Aprendendo com a dor


O que é dor?

Dor é sofrimento; é sensação desagradável ou penosa, causada por um estado anormal. A dor surge nas esferas física e moral.

E, por que o homem sofre? O homem sofre porque é imperfeito. Deus não nos traz as aflições. Nós é que agimos de forma a merecê-las.

E, por que Deus, sendo nosso Pai em amor e bondade, nos deixa passar por momentos difíceis? Porque Ele nos ama. E porque é pelo sofrimento que nós aprendemos.

Mas, como, nesses momentos, poderemos aprender alguma coisa?

Toda vez que estamos felizes, ficamos extremamente desatentos aos anseios e necessidades alheias, distanciando-nos da coletividade carnete em que vivemos. Isso porque somos essencialmente egoístas.

Mas ao sofrermos, desenvolvemos um estado de alerta... Passamos a melhor analisar nossos sentimentos e nossas atitudes.

Isso é fácil de entender na medida em que relembramos os nossos sofrimentos. Por exemplo: a perda de uma pessoa querida!

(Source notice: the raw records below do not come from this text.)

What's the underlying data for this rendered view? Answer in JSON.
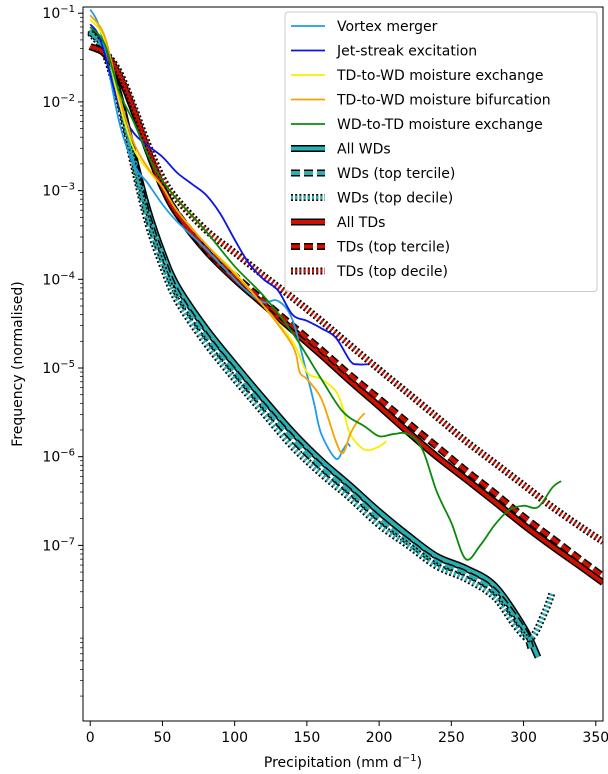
{
  "chart_data": {
    "type": "line",
    "xlabel_main": "Precipitation (mm d",
    "xlabel_sup": "−1",
    "xlabel_end": ")",
    "ylabel": "Frequency (normalised)",
    "xlim": [
      -5,
      355
    ],
    "ylim_exponent": [
      -8.98,
      -0.93
    ],
    "yscale": "log",
    "legend_position": "top-right",
    "grid": false,
    "x_ticks": [
      0,
      50,
      100,
      150,
      200,
      250,
      300,
      350
    ],
    "y_ticks": [
      {
        "base": "10",
        "exp": "−1",
        "value": 0.1
      },
      {
        "base": "10",
        "exp": "−2",
        "value": 0.01
      },
      {
        "base": "10",
        "exp": "−3",
        "value": 0.001
      },
      {
        "base": "10",
        "exp": "−4",
        "value": 0.0001
      },
      {
        "base": "10",
        "exp": "−5",
        "value": 1e-05
      },
      {
        "base": "10",
        "exp": "−6",
        "value": 1e-06
      },
      {
        "base": "10",
        "exp": "−7",
        "value": 1e-07
      }
    ],
    "series": [
      {
        "name": "All WDs",
        "color": "#2ab0b0",
        "style": "bold-solid",
        "points": [
          [
            0,
            0.065
          ],
          [
            10,
            0.04
          ],
          [
            20,
            0.012
          ],
          [
            30,
            0.0025
          ],
          [
            40,
            0.0006
          ],
          [
            50,
            0.0002
          ],
          [
            60,
            8.5e-05
          ],
          [
            80,
            2.8e-05
          ],
          [
            100,
            1.1e-05
          ],
          [
            120,
            4.5e-06
          ],
          [
            140,
            1.9e-06
          ],
          [
            160,
            9e-07
          ],
          [
            180,
            4.7e-07
          ],
          [
            200,
            2.4e-07
          ],
          [
            220,
            1.3e-07
          ],
          [
            240,
            7.5e-08
          ],
          [
            260,
            5.5e-08
          ],
          [
            280,
            3.5e-08
          ],
          [
            300,
            1.2e-08
          ],
          [
            310,
            5.5e-09
          ]
        ]
      },
      {
        "name": "WDs (top tercile)",
        "color": "#2ab0b0",
        "style": "bold-dashed",
        "points": [
          [
            0,
            0.062
          ],
          [
            10,
            0.038
          ],
          [
            20,
            0.011
          ],
          [
            30,
            0.0022
          ],
          [
            40,
            0.0005
          ],
          [
            50,
            0.00017
          ],
          [
            60,
            7e-05
          ],
          [
            80,
            2.3e-05
          ],
          [
            100,
            9e-06
          ],
          [
            120,
            3.7e-06
          ],
          [
            140,
            1.6e-06
          ],
          [
            160,
            7.6e-07
          ],
          [
            180,
            4e-07
          ],
          [
            200,
            2e-07
          ],
          [
            220,
            1.1e-07
          ],
          [
            240,
            6.5e-08
          ],
          [
            260,
            4.8e-08
          ],
          [
            280,
            3e-08
          ],
          [
            300,
            1.1e-08
          ],
          [
            305,
            7e-09
          ]
        ]
      },
      {
        "name": "WDs (top decile)",
        "color": "#2ab0b0",
        "style": "bold-dotted",
        "points": [
          [
            0,
            0.06
          ],
          [
            10,
            0.035
          ],
          [
            20,
            0.01
          ],
          [
            30,
            0.0019
          ],
          [
            40,
            0.00042
          ],
          [
            50,
            0.00014
          ],
          [
            60,
            5.8e-05
          ],
          [
            80,
            1.9e-05
          ],
          [
            100,
            7.5e-06
          ],
          [
            120,
            3.1e-06
          ],
          [
            140,
            1.3e-06
          ],
          [
            160,
            6.4e-07
          ],
          [
            180,
            3.4e-07
          ],
          [
            200,
            1.7e-07
          ],
          [
            220,
            1e-07
          ],
          [
            240,
            5.8e-08
          ],
          [
            260,
            4.2e-08
          ],
          [
            280,
            2.6e-08
          ],
          [
            295,
            1.2e-08
          ],
          [
            305,
            9e-09
          ],
          [
            315,
            1.8e-08
          ],
          [
            320,
            3e-08
          ]
        ]
      },
      {
        "name": "All TDs",
        "color": "#cc1100",
        "style": "bold-solid",
        "points": [
          [
            0,
            0.042
          ],
          [
            10,
            0.035
          ],
          [
            20,
            0.02
          ],
          [
            30,
            0.008
          ],
          [
            40,
            0.0028
          ],
          [
            50,
            0.0011
          ],
          [
            60,
            0.00055
          ],
          [
            80,
            0.00021
          ],
          [
            100,
            0.0001
          ],
          [
            120,
            5.2e-05
          ],
          [
            140,
            2.7e-05
          ],
          [
            160,
            1.4e-05
          ],
          [
            180,
            7.1e-06
          ],
          [
            200,
            3.7e-06
          ],
          [
            220,
            1.9e-06
          ],
          [
            240,
            1e-06
          ],
          [
            260,
            5.6e-07
          ],
          [
            280,
            3.1e-07
          ],
          [
            300,
            1.7e-07
          ],
          [
            320,
            9.7e-08
          ],
          [
            340,
            5.7e-08
          ],
          [
            355,
            3.8e-08
          ]
        ]
      },
      {
        "name": "TDs (top tercile)",
        "color": "#cc1100",
        "style": "bold-dashed",
        "points": [
          [
            0,
            0.042
          ],
          [
            10,
            0.035
          ],
          [
            20,
            0.02
          ],
          [
            30,
            0.008
          ],
          [
            40,
            0.0028
          ],
          [
            50,
            0.0011
          ],
          [
            60,
            0.00056
          ],
          [
            80,
            0.00022
          ],
          [
            100,
            0.00011
          ],
          [
            120,
            5.7e-05
          ],
          [
            140,
            3e-05
          ],
          [
            160,
            1.6e-05
          ],
          [
            180,
            8.3e-06
          ],
          [
            200,
            4.5e-06
          ],
          [
            220,
            2.4e-06
          ],
          [
            240,
            1.3e-06
          ],
          [
            260,
            7e-07
          ],
          [
            280,
            3.9e-07
          ],
          [
            300,
            2.1e-07
          ],
          [
            320,
            1.2e-07
          ],
          [
            340,
            6.8e-08
          ],
          [
            355,
            4.5e-08
          ]
        ]
      },
      {
        "name": "TDs (top decile)",
        "color": "#cc1100",
        "style": "bold-dotted",
        "points": [
          [
            0,
            0.042
          ],
          [
            10,
            0.036
          ],
          [
            20,
            0.022
          ],
          [
            30,
            0.009
          ],
          [
            40,
            0.0033
          ],
          [
            50,
            0.0014
          ],
          [
            60,
            0.0008
          ],
          [
            80,
            0.00036
          ],
          [
            100,
            0.0002
          ],
          [
            120,
            0.00011
          ],
          [
            140,
            6.2e-05
          ],
          [
            160,
            3.4e-05
          ],
          [
            180,
            1.8e-05
          ],
          [
            200,
            9.6e-06
          ],
          [
            220,
            5.2e-06
          ],
          [
            240,
            2.8e-06
          ],
          [
            260,
            1.5e-06
          ],
          [
            280,
            8.5e-07
          ],
          [
            300,
            4.8e-07
          ],
          [
            320,
            2.7e-07
          ],
          [
            340,
            1.6e-07
          ],
          [
            355,
            1.1e-07
          ]
        ]
      },
      {
        "name": "Vortex merger",
        "color": "#1f9be8",
        "style": "thin",
        "points": [
          [
            0,
            0.11
          ],
          [
            5,
            0.08
          ],
          [
            10,
            0.04
          ],
          [
            20,
            0.006
          ],
          [
            30,
            0.002
          ],
          [
            40,
            0.0012
          ],
          [
            50,
            0.0007
          ],
          [
            60,
            0.00045
          ],
          [
            80,
            0.00022
          ],
          [
            100,
            0.0001
          ],
          [
            110,
            7e-05
          ],
          [
            120,
            5.5e-05
          ],
          [
            130,
            5.7e-05
          ],
          [
            140,
            3.5e-05
          ],
          [
            150,
            8.5e-06
          ],
          [
            155,
            4e-06
          ],
          [
            160,
            1.8e-06
          ],
          [
            170,
            9.5e-07
          ],
          [
            175,
            1.2e-06
          ],
          [
            178,
            1.4e-06
          ],
          [
            180,
            1.3e-06
          ]
        ]
      },
      {
        "name": "Jet-streak excitation",
        "color": "#0b15e6",
        "style": "thin",
        "points": [
          [
            0,
            0.075
          ],
          [
            5,
            0.06
          ],
          [
            10,
            0.035
          ],
          [
            20,
            0.009
          ],
          [
            30,
            0.0045
          ],
          [
            40,
            0.0032
          ],
          [
            50,
            0.0024
          ],
          [
            60,
            0.0016
          ],
          [
            70,
            0.0012
          ],
          [
            80,
            0.0009
          ],
          [
            90,
            0.00055
          ],
          [
            100,
            0.00028
          ],
          [
            110,
            0.00015
          ],
          [
            120,
            0.0001
          ],
          [
            130,
            7.5e-05
          ],
          [
            140,
            4e-05
          ],
          [
            150,
            3.4e-05
          ],
          [
            160,
            2.8e-05
          ],
          [
            170,
            2.2e-05
          ],
          [
            180,
            1.2e-05
          ],
          [
            185,
            1.1e-05
          ],
          [
            192,
            1.1e-05
          ]
        ]
      },
      {
        "name": "TD-to-WD moisture exchange",
        "color": "#f7ef00",
        "style": "thin",
        "points": [
          [
            0,
            0.085
          ],
          [
            10,
            0.05
          ],
          [
            20,
            0.01
          ],
          [
            30,
            0.003
          ],
          [
            40,
            0.0017
          ],
          [
            50,
            0.0011
          ],
          [
            60,
            0.0006
          ],
          [
            80,
            0.00025
          ],
          [
            100,
            0.00012
          ],
          [
            120,
            5e-05
          ],
          [
            140,
            2e-05
          ],
          [
            150,
            9e-06
          ],
          [
            160,
            7.5e-06
          ],
          [
            170,
            5.5e-06
          ],
          [
            175,
            3.5e-06
          ],
          [
            180,
            1.8e-06
          ],
          [
            190,
            1.2e-06
          ],
          [
            200,
            1.3e-06
          ],
          [
            205,
            1.5e-06
          ]
        ]
      },
      {
        "name": "TD-to-WD moisture bifurcation",
        "color": "#f5a300",
        "style": "thin",
        "points": [
          [
            0,
            0.095
          ],
          [
            10,
            0.055
          ],
          [
            20,
            0.012
          ],
          [
            30,
            0.0035
          ],
          [
            40,
            0.0018
          ],
          [
            50,
            0.0011
          ],
          [
            60,
            0.0006
          ],
          [
            80,
            0.00025
          ],
          [
            100,
            0.000115
          ],
          [
            120,
            5e-05
          ],
          [
            140,
            1.8e-05
          ],
          [
            145,
            9e-06
          ],
          [
            150,
            7.5e-06
          ],
          [
            160,
            4.5e-06
          ],
          [
            170,
            1.5e-06
          ],
          [
            175,
            1.1e-06
          ],
          [
            180,
            1.8e-06
          ],
          [
            185,
            2.5e-06
          ],
          [
            190,
            3.1e-06
          ]
        ]
      },
      {
        "name": "WD-to-TD moisture exchange",
        "color": "#0a8a0a",
        "style": "thin",
        "points": [
          [
            0,
            0.07
          ],
          [
            10,
            0.045
          ],
          [
            20,
            0.013
          ],
          [
            30,
            0.006
          ],
          [
            40,
            0.0025
          ],
          [
            50,
            0.0013
          ],
          [
            60,
            0.0008
          ],
          [
            80,
            0.00035
          ],
          [
            100,
            0.00014
          ],
          [
            120,
            6.5e-05
          ],
          [
            140,
            2.5e-05
          ],
          [
            160,
            7.5e-06
          ],
          [
            175,
            3.2e-06
          ],
          [
            190,
            2.2e-06
          ],
          [
            200,
            1.7e-06
          ],
          [
            210,
            1.8e-06
          ],
          [
            220,
            1.8e-06
          ],
          [
            230,
            1.2e-06
          ],
          [
            240,
            4e-07
          ],
          [
            250,
            1.8e-07
          ],
          [
            260,
            7e-08
          ],
          [
            270,
            1e-07
          ],
          [
            280,
            1.7e-07
          ],
          [
            290,
            2.5e-07
          ],
          [
            300,
            2.8e-07
          ],
          [
            310,
            2.7e-07
          ],
          [
            320,
            4.5e-07
          ],
          [
            326,
            5.3e-07
          ]
        ]
      }
    ],
    "legend_entries": [
      {
        "label": "Vortex merger",
        "series": 6
      },
      {
        "label": "Jet-streak excitation",
        "series": 7
      },
      {
        "label": "TD-to-WD moisture exchange",
        "series": 8
      },
      {
        "label": "TD-to-WD moisture bifurcation",
        "series": 9
      },
      {
        "label": "WD-to-TD moisture exchange",
        "series": 10
      },
      {
        "label": "All WDs",
        "series": 0
      },
      {
        "label": "WDs (top tercile)",
        "series": 1
      },
      {
        "label": "WDs (top decile)",
        "series": 2
      },
      {
        "label": "All TDs",
        "series": 3
      },
      {
        "label": "TDs (top tercile)",
        "series": 4
      },
      {
        "label": "TDs (top decile)",
        "series": 5
      }
    ]
  }
}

Isto nos causa muita dor. As vezes sofremos porque percebemos (tarde) que poderíamos ter sido mais companheiros, poderíamos ter relevado pequenas intrigas, poderíamos, enfim, ter vivido momentos de mais felicidade com aquela pessoa.

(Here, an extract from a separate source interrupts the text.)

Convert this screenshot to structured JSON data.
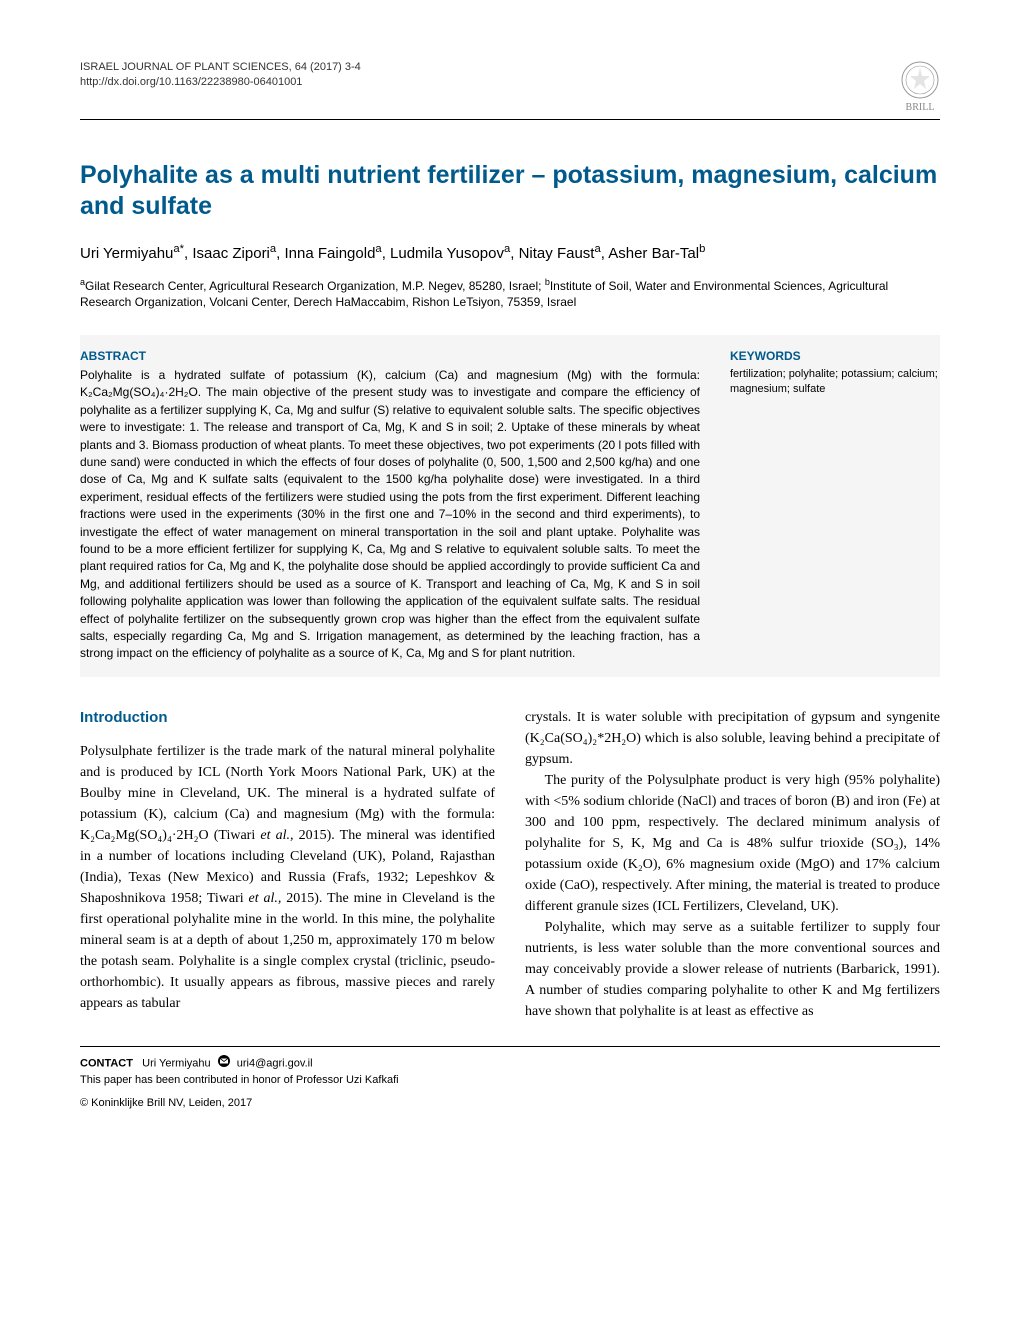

Esse sofrimento, então, deve nos estimular a não perder tempo! Não deixar para falar o quanto amamos e o quanto apreciamos a companhia das pessoas que nos cercam.

A partir daí cresceremos como ser humano porque passamos a nos empenhar para afastar os melindres, os ressentimentos, as mágoas... Passamos a procurar melhorar nosso convívio com amigos e familiares, e, com certeza, exteriorizaremos nosso amor pelo próximo mais vezes.

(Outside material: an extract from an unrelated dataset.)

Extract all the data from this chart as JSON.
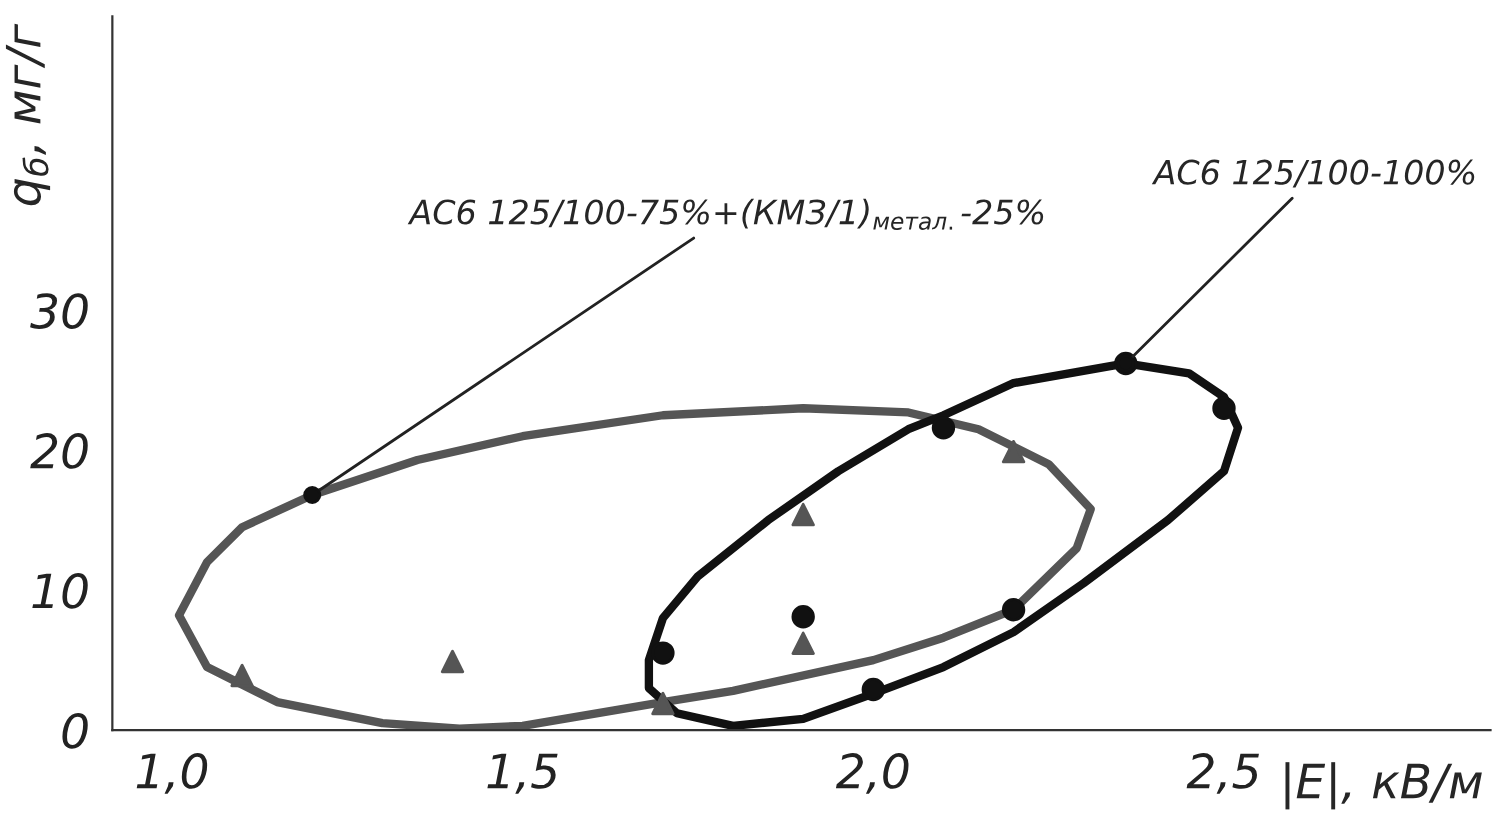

Daí tiraremos da dor o ensinamento que ela nos veio presentear. E, no caso, a lição é estarmos abertos; não termos medo de mostrar ao outro o quanto gostamos da sua presença e o quanto precisamos da compreensão e do contato com as pessoas que nos cercam.

Outro motivo de muitas aflições é a doença!

Normalmente, ao passarmos por problemas físicos graves, nos perguntamos: Por que eu?

Na maioria das vezes, a doença vem de atos negligentes, de nós mesmos, direcionados ao nosso corpo. Hábitos indesejados, excessos, ou até mesmo vícios. Como já sabemos, o ajuste de nossas faltas é inexorável.

Mas, também é do nosso conhecimento que as doenças podem ter causas provenientes de outras vidas e, assim, pelo princípio da pluralidade das existências seremos convidados ao ajuste de contas.

Há, ainda, aquelas criaturas que ao encarnarem escolhem certas doenças, a fim de se testarem na resignação e na paciência. E, nesse caso, as pessoas sofrem as imperfeições do corpo e da mente, por elas mesmas solicitadas.

Dessa maneira, o espírito demonstra que possui convicção, que tem certeza da sua busca interior, o que, sem sombra de dúvida, é um sinal de progresso.

Assim, a dor é o remédio para nossas imperfeições. Se somos egoístas aprenderemos a repartir; se somos negligentes aprenderemos à disciplina; se somos ansiosos, aprenderemos a paciência, e assim por diante.

A forma mais inteligente de superarmos os momentos de aflições, será sempre a serenidade.

Se compreendermos que nada é para sempre, que a escuridão já foi superada outras vezes; que deveremos vigiar nossos pensamentos e atitudes, buscando nos espelhar em Jesus, teremos a tranquilidade para afirmar, convictos, que nosso Pai nunca nos abandona.